Al Shanker’s parents were Yiddish immigrants from near Pinsk, then part of Czarist Russia and now part of Belarus. His mother worked 70-hour weeks in the New York garment industry, where she joined the Amalgamated Clothing Workers union, and his father, who had trained as a rabbi and fought for the Czarist army, turned newspaper deliveryman.

Until he went to school he spoke scarcely a word of English. But he won entrance to one of New York’s top public high schools, and after rejection by Harvard, went on to the University of Illinois.

His up-by-the-bootstraps tale seems reflected in an approach that classrooms should be devoted to hard work, achievement, and discipline rather than fudging standards in the name of inclusiveness.

He became a teacher in 1952. Seven years later, he was a full-time organiser with the New York Teachers’ Guild, affiliated with the AFT. At the time there were about 50,000 teachers in New York, with only 2,500 members of the guild; most were scattered between a hundred-odd groups that were “essentially social clubs to give outgoing presidents a gift,” he said.

Undaunted by the numbers, in 1960 the union called a strike to demand collective bargaining. “It was mostly guts,” Shanker said. In the midst of the baby boom, organisers calculated the city could not afford to lose even a few thousand teachers. They were right. In a subsequent referendum, the union was the overwhelming choice of teachers to represent them at the bargaining table.

The AFT, where Shanker was elected national president in 1974, still has its powerbase on the East Coast. Outside New York and Florida, it is chiefly represented in the urban schools. The rival National Education Association is twice the size, but it is under such pressure from Shanker’s AFT that it has moved from being a largely docile professional association to an active union in its own right.

Shanker’s influence on education, it is widely said, is huge. Appointed to a presidential commission by George Bush, he was also an adviser to the incoming Clinton Administration. Guests at the 25th anniversary party for his column, of which Shanker has written more than a thousand, included Senator Edward Kennedy, secretary of state for education Richard Riley, and conservative columnist and former Reagan aide Linda Chavez.

Every Sunday Shanker’s “Where we stand” appears as a paid advertisement on the same page of the New York Times’ “Week in Review” section, and in The New Republic magazine. It guarantees that his views are made known to doers and thinkers, though it costs the AFT an estimated $500,000 (Pounds 320,000) a year.

In columns this October, Shanker returned to familiar themes.

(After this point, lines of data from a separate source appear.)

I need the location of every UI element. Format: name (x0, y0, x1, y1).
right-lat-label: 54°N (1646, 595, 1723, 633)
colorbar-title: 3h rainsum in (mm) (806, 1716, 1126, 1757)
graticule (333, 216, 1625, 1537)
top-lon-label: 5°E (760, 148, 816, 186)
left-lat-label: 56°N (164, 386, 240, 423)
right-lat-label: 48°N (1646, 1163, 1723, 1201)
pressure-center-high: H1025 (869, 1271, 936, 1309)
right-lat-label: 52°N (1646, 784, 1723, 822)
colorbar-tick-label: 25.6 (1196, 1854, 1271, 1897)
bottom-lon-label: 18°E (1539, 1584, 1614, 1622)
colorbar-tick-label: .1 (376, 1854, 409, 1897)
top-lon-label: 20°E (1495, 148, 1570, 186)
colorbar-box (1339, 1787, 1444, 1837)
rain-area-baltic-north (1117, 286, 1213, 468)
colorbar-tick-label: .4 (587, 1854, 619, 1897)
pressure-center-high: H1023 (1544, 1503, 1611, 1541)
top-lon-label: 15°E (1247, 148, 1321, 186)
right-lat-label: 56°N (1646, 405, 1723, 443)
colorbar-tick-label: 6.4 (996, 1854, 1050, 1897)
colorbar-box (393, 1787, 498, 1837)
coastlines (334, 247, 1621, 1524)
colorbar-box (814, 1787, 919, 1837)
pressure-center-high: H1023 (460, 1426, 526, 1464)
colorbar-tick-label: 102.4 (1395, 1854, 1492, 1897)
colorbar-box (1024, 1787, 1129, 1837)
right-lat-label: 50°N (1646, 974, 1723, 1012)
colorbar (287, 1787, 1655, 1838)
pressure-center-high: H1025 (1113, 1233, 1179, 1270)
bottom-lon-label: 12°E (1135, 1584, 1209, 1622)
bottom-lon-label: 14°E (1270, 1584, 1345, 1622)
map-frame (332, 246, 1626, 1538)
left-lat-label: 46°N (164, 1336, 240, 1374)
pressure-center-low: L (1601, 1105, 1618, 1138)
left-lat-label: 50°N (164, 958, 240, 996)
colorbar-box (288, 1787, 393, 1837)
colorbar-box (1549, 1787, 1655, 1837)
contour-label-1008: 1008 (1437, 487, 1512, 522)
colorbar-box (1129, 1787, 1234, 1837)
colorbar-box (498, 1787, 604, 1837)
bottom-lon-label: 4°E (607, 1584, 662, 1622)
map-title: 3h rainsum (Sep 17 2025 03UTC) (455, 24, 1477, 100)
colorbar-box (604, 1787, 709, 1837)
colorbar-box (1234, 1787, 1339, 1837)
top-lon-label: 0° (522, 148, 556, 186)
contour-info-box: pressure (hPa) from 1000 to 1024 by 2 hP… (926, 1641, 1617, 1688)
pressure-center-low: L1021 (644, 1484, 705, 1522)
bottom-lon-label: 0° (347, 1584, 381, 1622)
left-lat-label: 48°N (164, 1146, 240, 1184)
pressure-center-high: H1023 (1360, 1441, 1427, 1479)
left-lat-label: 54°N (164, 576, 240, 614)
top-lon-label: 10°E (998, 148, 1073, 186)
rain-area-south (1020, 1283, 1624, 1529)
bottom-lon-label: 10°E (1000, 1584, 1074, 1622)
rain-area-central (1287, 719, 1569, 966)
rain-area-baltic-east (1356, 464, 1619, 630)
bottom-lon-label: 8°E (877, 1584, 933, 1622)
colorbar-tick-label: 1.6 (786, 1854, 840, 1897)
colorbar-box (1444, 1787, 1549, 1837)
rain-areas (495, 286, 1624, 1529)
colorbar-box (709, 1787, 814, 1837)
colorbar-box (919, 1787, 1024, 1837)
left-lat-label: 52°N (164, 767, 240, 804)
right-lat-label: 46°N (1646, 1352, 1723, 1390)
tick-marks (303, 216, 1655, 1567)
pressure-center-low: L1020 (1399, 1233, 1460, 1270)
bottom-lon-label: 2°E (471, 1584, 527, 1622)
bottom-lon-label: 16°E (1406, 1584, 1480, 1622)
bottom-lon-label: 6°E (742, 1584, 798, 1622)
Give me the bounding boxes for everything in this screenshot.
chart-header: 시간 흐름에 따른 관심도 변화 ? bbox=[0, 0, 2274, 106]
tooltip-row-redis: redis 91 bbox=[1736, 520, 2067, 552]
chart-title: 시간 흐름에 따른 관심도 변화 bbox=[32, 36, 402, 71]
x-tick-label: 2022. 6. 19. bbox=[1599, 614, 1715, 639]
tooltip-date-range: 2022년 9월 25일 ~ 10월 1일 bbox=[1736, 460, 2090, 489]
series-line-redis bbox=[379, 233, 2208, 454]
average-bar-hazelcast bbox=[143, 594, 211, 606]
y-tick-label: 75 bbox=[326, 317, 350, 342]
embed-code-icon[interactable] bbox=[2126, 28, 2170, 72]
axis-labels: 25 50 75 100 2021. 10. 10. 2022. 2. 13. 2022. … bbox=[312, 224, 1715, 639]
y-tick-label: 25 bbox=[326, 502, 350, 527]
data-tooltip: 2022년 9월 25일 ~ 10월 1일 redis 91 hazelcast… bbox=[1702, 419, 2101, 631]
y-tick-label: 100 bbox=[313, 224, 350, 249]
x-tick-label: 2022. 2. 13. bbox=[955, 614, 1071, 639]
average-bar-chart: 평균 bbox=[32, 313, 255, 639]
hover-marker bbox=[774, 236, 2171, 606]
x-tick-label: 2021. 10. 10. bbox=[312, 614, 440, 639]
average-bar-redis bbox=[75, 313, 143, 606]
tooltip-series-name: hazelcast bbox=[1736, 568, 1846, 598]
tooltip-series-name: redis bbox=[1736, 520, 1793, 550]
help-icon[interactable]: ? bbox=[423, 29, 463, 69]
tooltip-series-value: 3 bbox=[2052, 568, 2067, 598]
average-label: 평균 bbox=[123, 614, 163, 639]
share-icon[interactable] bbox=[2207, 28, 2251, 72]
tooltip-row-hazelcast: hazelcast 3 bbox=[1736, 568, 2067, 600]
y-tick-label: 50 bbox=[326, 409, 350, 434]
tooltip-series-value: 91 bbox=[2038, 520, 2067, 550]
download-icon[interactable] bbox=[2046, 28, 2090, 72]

He attacked the “big myth” that vouchers will get poor children into elite schools, and registered outrage over a court’s decision to revoke the suspension of a New York teenager caught bringing a gun to school.

As he prepares for his next round of therapy, Shanker says he has no plans to retire. “A lot of leaders stay longer than they should,” he noted, but in polling his colleagues and friends, he senses no need to make way for a successor. The AFT “was there before I was there, and it will be there after I’m there,” he said. “But I’ve made my mark on it.”